Vor der Höhle lag Rica noch auf der Trage und unterhielt sich mit ihrer Mutter zum Thema Alain. »Ich finde den nicht übel... und du?« Dora lächelte verständnisvoll: »Ja, ja, aber sobald wir Tarzan wiederhaben, verschwinden wir von hier... Also verlieb dich nicht in ihn!« Dann sah sie ihre Tochter forschend an: »Hast du überhaupt was am Fuß?« Rica konterte mit einem zweideutigen: »Was denkst du denn?«
Die anderen näherten sich. Nur widerwillig räumte Rica beim Anblick ihres verletzten Bruders die ach so bequeme Trage. »Weißt du, was ich glaube?« flüsterte Dora. »Daß du keine schlechte Schauspielerin bist!«
Die Sonne wollte gerade aufgehen, als Opa und Gerard zum Landhaus zurückkamen. Den beiden war so gar nicht nach farbenprächtigem Naturschauspiel zumute, sie wollten einfach ins Bett. Vor dem Haus erwartete sie Madame Duffy mit einem freundlichen »Bon matin , einen wunderschönen Morgen wünsche ich.« Dann sagte sie: »Die anderen sind schon zu Bett gegangen, alle wieder glücklich zu Hause!« Opas Stimmung besserte sich augenblicklich. »Alle wohlauf?

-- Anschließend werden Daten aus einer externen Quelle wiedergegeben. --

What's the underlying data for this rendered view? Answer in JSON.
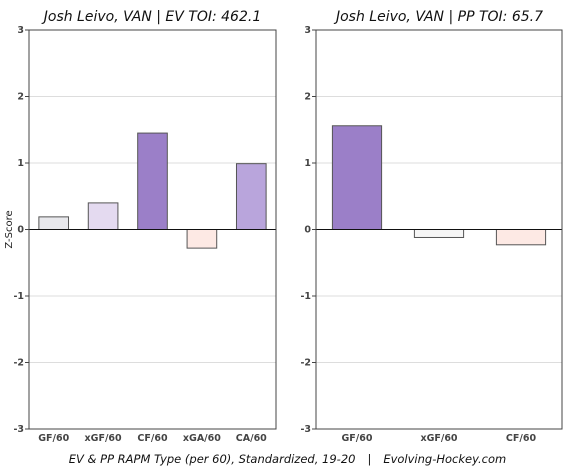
{
  "colors": {
    "grid": "#dddddd",
    "axis": "#444444",
    "zero_line": "#111111",
    "bar_edge": "#555555"
  },
  "footer": {
    "left": "EV & PP RAPM Type (per 60), Standardized, 19-20",
    "separator": "|",
    "right": "Evolving-Hockey.com"
  },
  "chart_data": [
    {
      "type": "bar",
      "title": "Josh Leivo, VAN  |  EV TOI: 462.1",
      "ylabel": "Z-Score",
      "ylim": [
        -3,
        3
      ],
      "yticks": [
        -3,
        -2,
        -1,
        0,
        1,
        2,
        3
      ],
      "grid": true,
      "categories": [
        "GF/60",
        "xGF/60",
        "CF/60",
        "xGA/60",
        "CA/60"
      ],
      "values": [
        0.19,
        0.4,
        1.45,
        -0.28,
        0.99
      ],
      "bar_colors": [
        "#e8e8ec",
        "#e4daf0",
        "#9b7fc8",
        "#fde9e4",
        "#b9a5dc"
      ]
    },
    {
      "type": "bar",
      "title": "Josh Leivo, VAN  |  PP TOI: 65.7",
      "ylabel": "",
      "ylim": [
        -3,
        3
      ],
      "yticks": [
        -3,
        -2,
        -1,
        0,
        1,
        2,
        3
      ],
      "grid": true,
      "categories": [
        "GF/60",
        "xGF/60",
        "CF/60"
      ],
      "values": [
        1.56,
        -0.12,
        -0.23
      ],
      "bar_colors": [
        "#9b7fc8",
        "#f6f6f6",
        "#fde9e4"
      ]
    }
  ]
}
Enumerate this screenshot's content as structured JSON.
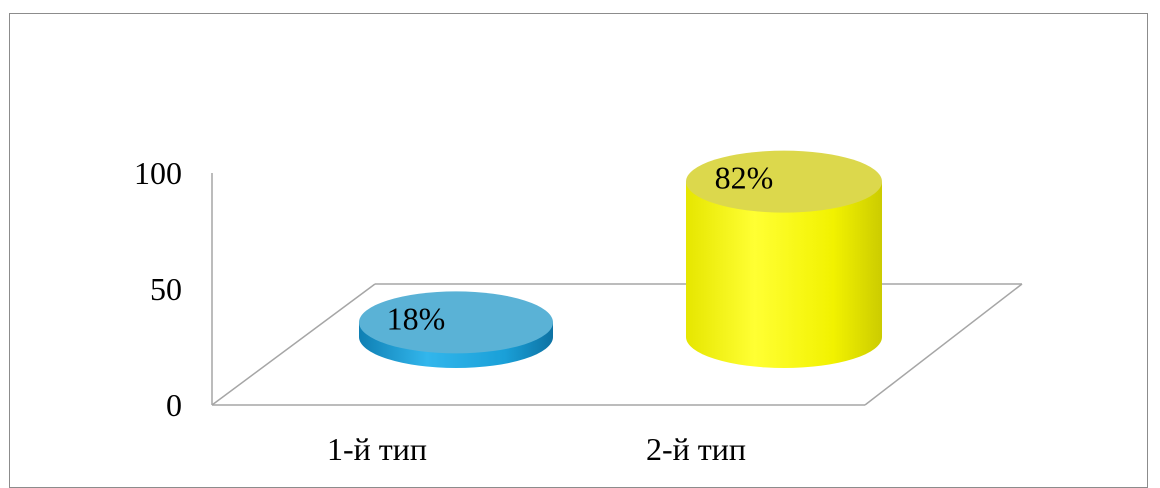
{
  "chart_data": {
    "type": "bar",
    "style": "3d-cylinder",
    "categories": [
      "1-й тип",
      "2-й тип"
    ],
    "values": [
      18,
      82
    ],
    "data_labels": [
      "18%",
      "82%"
    ],
    "ylim": [
      0,
      100
    ],
    "yticks": [
      "0",
      "50",
      "100"
    ],
    "ytick_values": [
      0,
      50,
      100
    ],
    "grid": false,
    "legend": "none",
    "colors": {
      "series": [
        "#1aa0d8",
        "#ffff00"
      ],
      "series_top": [
        "#5ab2d6",
        "#dcd84c"
      ],
      "axis": "#a6a6a6",
      "frame": "#8c8c8c"
    }
  }
}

Dann gehen wir jetzt auch schlafen, was, Gerard? Nichts wie rein ins kühle Laken und noch eine Mütze erwischen, bevor es richtig hell und heiß wird!«
»Da wäre nur noch eine Kleinigkeit.« Madame Duffy zögerte. »Ihr Schwein hat die Gunst der Stunde genutzt...«
»Was soll das heißen?«
»Es ist abgehauen, weg, futsch, perdu, mein Freund.« Opa stöhnte. »Eine Nacht, die nie zu Ende geht! In welche Richtung ist das gute Tier verschwunden?« Madame Duffy deutete zu den waldigen Hügeln.
» Aja , von dort kommen wir gerade!« Das klang nicht begeistert. »Kommen Sie, lassen Sie uns gehen, damit wir wenigstens zum Frühstück wieder da sind.« Mit der unglaublichen Energie, die nur Nachtschwärmern eigen ist, stapften die beiden Männer Arm in Arm davon. Noch eine ganze Weile war ihr »Heut geh’ ich ins Maxim...« zu hören.